Fox News contributor John Heilemann shared some shocking medical treatments that he said would not be found in the public eye if they were in the hospital:Dr. Larry R. Naiman: It is not necessary to have surgery.
It’s not necessary.
You do not have to have chemotherapy.
You don’t have to be in the ICU.
You have no need to have an emergency.
And, Dr. Naim, if you are a parent, you don’t want your child to have a diagnosis of autism.
It does not exist.
I do not see autism, nor do I think it exists.
Dr. Nims: If you are sick with something, the most common thing that’s going to happen is you are going to have to see a physician.
It is just that common to have it.
It doesn’t exist.
Dr. Mark R. Kornhauser: If the diagnosis is for cancer, we are going, ‘OK, we’ve got to go have a check-up.

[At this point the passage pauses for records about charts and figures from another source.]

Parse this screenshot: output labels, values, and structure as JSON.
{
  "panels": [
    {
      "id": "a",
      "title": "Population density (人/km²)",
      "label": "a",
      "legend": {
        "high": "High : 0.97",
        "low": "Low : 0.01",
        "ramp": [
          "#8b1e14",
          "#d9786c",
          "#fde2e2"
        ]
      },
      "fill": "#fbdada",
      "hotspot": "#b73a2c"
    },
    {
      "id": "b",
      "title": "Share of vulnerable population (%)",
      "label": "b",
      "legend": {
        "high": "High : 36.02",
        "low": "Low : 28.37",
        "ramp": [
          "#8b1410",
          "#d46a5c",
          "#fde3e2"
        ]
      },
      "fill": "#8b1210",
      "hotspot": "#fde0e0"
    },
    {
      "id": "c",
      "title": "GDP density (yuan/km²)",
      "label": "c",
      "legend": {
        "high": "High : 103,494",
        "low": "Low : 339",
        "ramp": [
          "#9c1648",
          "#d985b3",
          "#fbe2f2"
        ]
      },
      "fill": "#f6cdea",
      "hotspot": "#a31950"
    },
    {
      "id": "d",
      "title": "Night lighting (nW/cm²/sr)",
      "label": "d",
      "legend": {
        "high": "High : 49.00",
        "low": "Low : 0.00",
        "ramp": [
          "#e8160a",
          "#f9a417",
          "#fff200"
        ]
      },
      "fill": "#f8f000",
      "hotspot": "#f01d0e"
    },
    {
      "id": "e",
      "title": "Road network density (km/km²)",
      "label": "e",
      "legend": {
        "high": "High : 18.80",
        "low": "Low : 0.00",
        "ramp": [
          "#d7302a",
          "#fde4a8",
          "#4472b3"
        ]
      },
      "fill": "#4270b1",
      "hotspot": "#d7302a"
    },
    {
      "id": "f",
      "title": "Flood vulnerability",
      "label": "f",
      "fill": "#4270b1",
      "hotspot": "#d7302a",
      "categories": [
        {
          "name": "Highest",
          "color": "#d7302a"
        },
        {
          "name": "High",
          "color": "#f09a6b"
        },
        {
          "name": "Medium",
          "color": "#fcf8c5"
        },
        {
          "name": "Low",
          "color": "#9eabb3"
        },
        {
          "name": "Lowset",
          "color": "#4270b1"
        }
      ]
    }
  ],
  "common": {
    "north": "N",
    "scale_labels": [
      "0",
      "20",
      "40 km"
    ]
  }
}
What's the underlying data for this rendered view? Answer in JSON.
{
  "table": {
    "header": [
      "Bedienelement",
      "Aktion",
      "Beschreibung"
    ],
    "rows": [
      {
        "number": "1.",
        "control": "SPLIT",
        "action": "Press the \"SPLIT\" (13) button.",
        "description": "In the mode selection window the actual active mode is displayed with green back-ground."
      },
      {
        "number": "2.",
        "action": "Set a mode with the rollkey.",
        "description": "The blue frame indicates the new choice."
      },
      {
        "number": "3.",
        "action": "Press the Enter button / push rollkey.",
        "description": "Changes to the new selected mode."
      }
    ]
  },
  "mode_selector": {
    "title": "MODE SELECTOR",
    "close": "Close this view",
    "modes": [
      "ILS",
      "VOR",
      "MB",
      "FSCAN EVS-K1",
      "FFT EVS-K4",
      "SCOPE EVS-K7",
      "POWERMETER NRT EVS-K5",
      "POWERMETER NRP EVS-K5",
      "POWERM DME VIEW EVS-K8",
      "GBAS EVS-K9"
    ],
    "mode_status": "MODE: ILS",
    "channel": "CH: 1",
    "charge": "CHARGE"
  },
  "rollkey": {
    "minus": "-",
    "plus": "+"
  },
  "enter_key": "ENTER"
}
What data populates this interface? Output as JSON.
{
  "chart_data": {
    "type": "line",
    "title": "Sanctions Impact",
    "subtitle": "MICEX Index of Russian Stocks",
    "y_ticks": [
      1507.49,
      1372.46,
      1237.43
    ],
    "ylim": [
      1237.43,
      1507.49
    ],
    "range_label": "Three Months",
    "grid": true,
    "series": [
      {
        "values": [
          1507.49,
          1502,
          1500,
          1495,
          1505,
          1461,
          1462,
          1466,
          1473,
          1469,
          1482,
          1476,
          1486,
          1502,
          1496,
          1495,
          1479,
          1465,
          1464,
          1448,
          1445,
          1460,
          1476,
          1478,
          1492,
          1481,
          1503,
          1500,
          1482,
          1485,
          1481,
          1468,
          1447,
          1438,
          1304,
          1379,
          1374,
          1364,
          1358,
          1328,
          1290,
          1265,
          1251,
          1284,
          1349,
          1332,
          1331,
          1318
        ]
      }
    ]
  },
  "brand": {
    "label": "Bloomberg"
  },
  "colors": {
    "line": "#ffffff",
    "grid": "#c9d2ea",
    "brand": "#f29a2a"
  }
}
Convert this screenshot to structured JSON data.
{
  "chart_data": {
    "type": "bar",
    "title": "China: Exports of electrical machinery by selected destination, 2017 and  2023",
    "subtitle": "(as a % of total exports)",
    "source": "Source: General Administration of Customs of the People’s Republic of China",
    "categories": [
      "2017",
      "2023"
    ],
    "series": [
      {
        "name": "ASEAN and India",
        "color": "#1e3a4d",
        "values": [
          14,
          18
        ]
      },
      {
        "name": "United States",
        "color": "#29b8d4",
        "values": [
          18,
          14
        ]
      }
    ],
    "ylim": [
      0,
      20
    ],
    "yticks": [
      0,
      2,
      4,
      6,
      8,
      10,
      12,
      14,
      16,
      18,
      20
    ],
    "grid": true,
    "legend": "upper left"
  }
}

I need to see this doctor.
I’m going to go to see him.’
It does exist.
It just does not appear in the literature.
Michael R. Mazzola, who is in charge of pediatric cancer, and David E. Ries, a pediatric oncologist, said they are not aware of any research that indicates the use of chemotherapy can lead to cancer.
Dr Ries said there was a study published in the American Journal of Clinical Oncology that showed chemotherapy led to an increased risk of developing lung cancer.
He also said there is a study that showed there is no increased risk in patients with acute myeloid leukemia, a type of leukemia.
Heilemann noted that it is unclear what type of cancer it is for, but said it would not occur to most patients if they go to a doctor for treatment.
Dr Naiman said he would not prescribe chemotherapy for any of his patients.
He said he has had cases where he felt it was necessary to treat anemia.
But, Dr Naim said, the same thing cannot be said for some of the patients in the news.
Dr Naiman shared a story about a man who had a fever, and he had to be put in the intensive care unit for 10 days because his heart stopped beating.
He said if he had seen a doctor, he would have seen the doctor.
Dr Ries told Heilemmons he would be willing to do that for any patient, but that he was concerned about the effect on patients who had diabetes.
Dr Mazzara said there are patients with type 1 diabetes, and those patients have an increased incidence of developing cancers, but he said it does not occur for them in the hospitals.
Dr Mazzaras told Heilings that there are no known cases of diabetes causing cancer in adults, but it could be.
Heilmann said he did not want to make any comments on what is not known, but Dr Mzozic said it was a possibility.